They started toward the mesa.

Hammond thought about Earth, the old Earth that was lost to him forever, the sounds and the colors, faces, voices, streets, the rockets, the launching pad, life and death fading out together in the cold moon. And underneath these thoughts he knew where he was and what he was doing, and he tasted fear in his mouth like liquid copper.

He was not at all prepared for what happened. It was a cloudburst, a hurricane, earthquake, the slapdown of a million G's in a crazy rocket going right out of the universe, and all of it soundless, all of it in his head. He couldn't stand it. He couldn't fight it.
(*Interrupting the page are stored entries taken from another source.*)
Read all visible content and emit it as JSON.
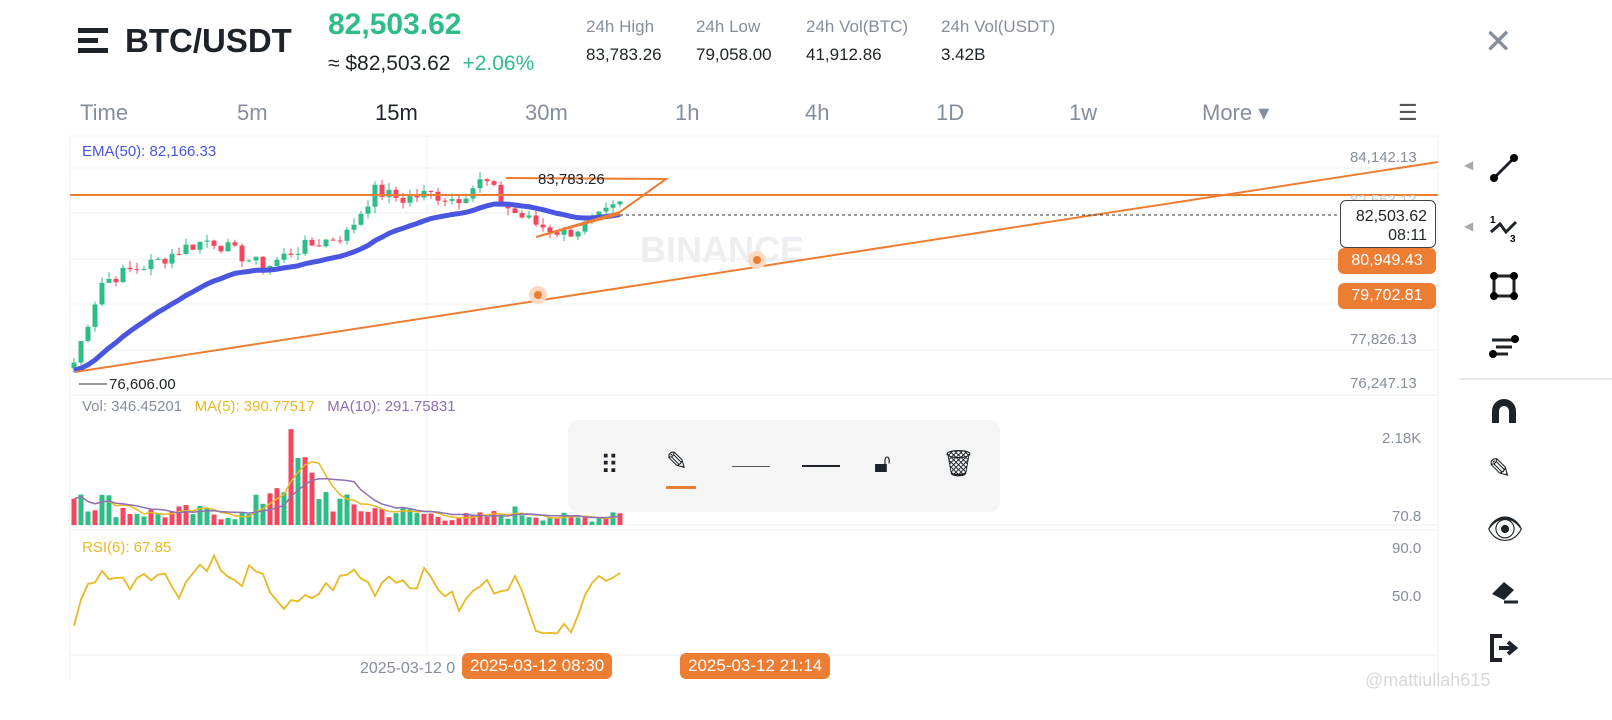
{
  "header": {
    "pair": "BTC/USDT",
    "price": "82,503.62",
    "approx": "≈ $82,503.62",
    "change": "+2.06%",
    "stats": [
      {
        "label": "24h High",
        "value": "83,783.26"
      },
      {
        "label": "24h Low",
        "value": "79,058.00"
      },
      {
        "label": "24h Vol(BTC)",
        "value": "41,912.86"
      },
      {
        "label": "24h Vol(USDT)",
        "value": "3.42B"
      }
    ]
  },
  "tabs": [
    "Time",
    "5m",
    "15m",
    "30m",
    "1h",
    "4h",
    "1D",
    "1w",
    "More"
  ],
  "active_tab": "15m",
  "indicators": {
    "ema": "EMA(50): 82,166.33",
    "vol": "Vol: 346.45201",
    "ma5": "MA(5): 390.77517",
    "ma10": "MA(10): 291.75831",
    "rsi": "RSI(6): 67.85"
  },
  "price_axis": [
    "84,142.13",
    "82,563.13",
    "77,826.13",
    "76,247.13"
  ],
  "current": {
    "price": "82,503.62",
    "countdown": "08:11"
  },
  "tags": [
    "80,949.43",
    "79,702.81"
  ],
  "annotations": {
    "high": "83,783.26",
    "low": "76,606.00"
  },
  "vol_axis": [
    "2.18K",
    "70.8"
  ],
  "rsi_axis": [
    "90.0",
    "50.0"
  ],
  "dates": {
    "axis": "2025-03-12 0",
    "sel1": "2025-03-12 08:30",
    "sel2": "2025-03-12 21:14"
  },
  "watermark": "BINANCE",
  "user": "@mattiullah615",
  "colors": {
    "up": "#2ebd85",
    "down": "#f6465d",
    "ema": "#4a55e0",
    "drawing": "#ec7d33",
    "rsi": "#e8b923"
  },
  "price_path": [
    77000,
    79800,
    80200,
    80500,
    81000,
    81300,
    80800,
    80300,
    80900,
    81200,
    81500,
    83000,
    82700,
    82900,
    82700,
    83400,
    82300,
    81800,
    81500,
    81900,
    82500
  ],
  "volume_path": [
    900,
    600,
    400,
    300,
    250,
    300,
    280,
    250,
    220,
    900,
    1500,
    900,
    500,
    400,
    350,
    300,
    250,
    200,
    180,
    200,
    300,
    250,
    200,
    150,
    180,
    350
  ],
  "rsi_path": [
    30,
    65,
    70,
    60,
    72,
    68,
    55,
    75,
    80,
    58,
    70,
    60,
    40,
    45,
    55,
    62,
    72,
    55,
    70,
    60,
    68,
    55,
    40,
    60,
    58,
    65,
    30,
    25,
    20,
    55,
    68,
    70
  ]
}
He couldn't do anything but turn blindly, screaming, and run run run-He had fallen and there was dirt in his mouth.

The flier sat all by itself on the plain far ahead of him. A dark twisted shape crouched some ten feet away to his left and he saw that it was Rymer, folded over his own knees. The stunning agony was gone from Hammond's brain but there was still something wrong, something strange in his head. He could feel a presence there, turning over his memories like the pages of a book. He made an instinctive effort to get up and run again and found that he was unable to move. Tremors of fear and revulsion shook him. He was very cold.

Somebody said, "You are permitted to enter the city."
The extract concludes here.